Deux évènements viendront donc bouleverser le récit : le procès/traité de Nikaea et l’ordre formel de l’Empereur d’anéantir Prospero et de tuer Magnus et ses Thousand Sons. Et oui, on en aurait presque oublié que le roman s’intitule Prospero Brûle ! C’est dans ce segment que l’auteur nous éclaboussera avec une orgie de personnages emblématiques, à commencer par l’Empereur lui-même, les Primarques (Fulgrim, Russ), mais aussi les Sœurs du Silence ou encore l’Adeptus Custodes.

N’en déplaise aux puristes, un tel étalage de badassitude (justifié qui plus est) n’a malgré tout pas beaucoup de poids dans la lecture car le procès est très vite expédié. De la même façon, la bataille finale contre les Thousand Sons reste très brève si on excepte la confrontation d’Hawser à la vérité. Si vous désirez lire le sac de Prospero ainsi que le procès de Magnus, je vous invite à lire Un Millier de Fils.

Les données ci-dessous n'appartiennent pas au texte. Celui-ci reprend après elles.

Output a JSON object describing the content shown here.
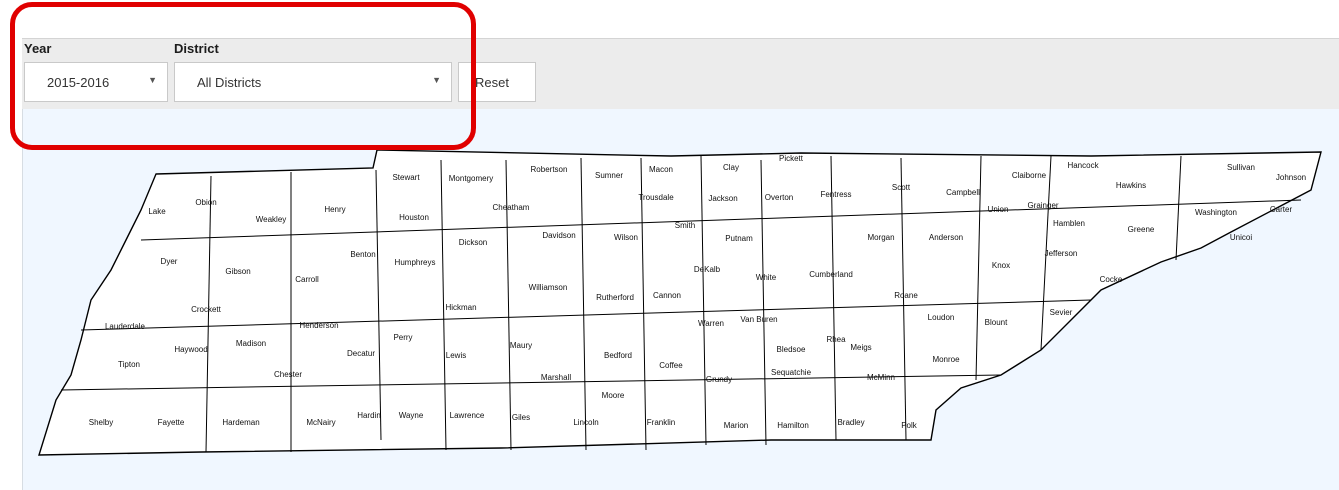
{
  "filters": {
    "year_label": "Year",
    "year_value": "2015-2016",
    "district_label": "District",
    "district_value": "All Districts",
    "reset_label": "Reset"
  },
  "map": {
    "region": "Tennessee",
    "fill": "#ffffff",
    "stroke": "#000000",
    "background": "#f0f7ff",
    "counties": [
      "Lake",
      "Obion",
      "Weakley",
      "Henry",
      "Stewart",
      "Montgomery",
      "Robertson",
      "Sumner",
      "Macon",
      "Clay",
      "Pickett",
      "Scott",
      "Campbell",
      "Claiborne",
      "Hancock",
      "Hawkins",
      "Sullivan",
      "Johnson",
      "Carter",
      "Unicoi",
      "Washington",
      "Greene",
      "Cocke",
      "Hamblen",
      "Jefferson",
      "Grainger",
      "Union",
      "Anderson",
      "Knox",
      "Sevier",
      "Blount",
      "Loudon",
      "Monroe",
      "Roane",
      "Morgan",
      "Fentress",
      "Overton",
      "Jackson",
      "Putnam",
      "Cumberland",
      "White",
      "Smith",
      "Trousdale",
      "Wilson",
      "Davidson",
      "Cheatham",
      "Dickson",
      "Houston",
      "Benton",
      "Humphreys",
      "Hickman",
      "Williamson",
      "Rutherford",
      "Cannon",
      "DeKalb",
      "Warren",
      "Van Buren",
      "Bledsoe",
      "Rhea",
      "Meigs",
      "McMinn",
      "Polk",
      "Bradley",
      "Hamilton",
      "Sequatchie",
      "Marion",
      "Grundy",
      "Franklin",
      "Coffee",
      "Bedford",
      "Moore",
      "Lincoln",
      "Marshall",
      "Maury",
      "Giles",
      "Lawrence",
      "Lewis",
      "Perry",
      "Wayne",
      "Hardin",
      "Decatur",
      "McNairy",
      "Chester",
      "Henderson",
      "Carroll",
      "Gibson",
      "Crockett",
      "Madison",
      "Hardeman",
      "Haywood",
      "Fayette",
      "Shelby",
      "Tipton",
      "Lauderdale",
      "Dyer"
    ]
  }
}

Une fois le roman terminé et les informations digérées, ma première considération fut la mise en valeur du récit par sa richesse descriptive. Quiconque est habitué au style d’écriture d’Abnett, saura apprécier ce tome abondant de détails concernant les Space Wolves, leur culture et leurs traditions. En ces termes, le roman est un succès. Autrement, il est plutôt ennuyeux et répétitif. Sa construction étant très basique : début, milieu et fin.

En revanche, l’atmosphère espion, contre-espion distillée le long du roman s’est trouvée comme diluée, comme négligeable alors que la trame du récit est basée sur cette information. Autant dans Légion, le mystère possédait un rythme complémentaire à la narration générale, autant dans Prospero Brûle, le mystère qui plane sur Hawser a son propre agenda et semble se dissocier du fond, du Vlka Fenrika. Dommage.

Les plus

  • Un style très riche, Abnett est un as en matière de description et de mise en scène.
  • Une plongée au cœur des Space Wolves, tout un univers à (re)découvrir.
  • L'aspect conte/narration extrêmement plaisant.
  • Long-Croc, où le loup qui dérobe 12 minutes au Wyrd.

Les moins

  • Une première partie déconcertante.
  • Un mystère flagrant mais trop dillué.
  • Hawser qui ne parvient pas à convaincre.
  • Beaucoup de descriptions.
  • Un dosage suspect en matière d'exposition de personnages puissants en fin de roman.
  • Une fin expéditive.
2.5/5

Mitigé entre une expérience de narration/description/immersion fabuleuse et un choix scénaristique de mystère inintéressant. Prospero Brûle est un roman à lire au calme, sans aucune attente malgré son titre racoleur et son synopsis travesti.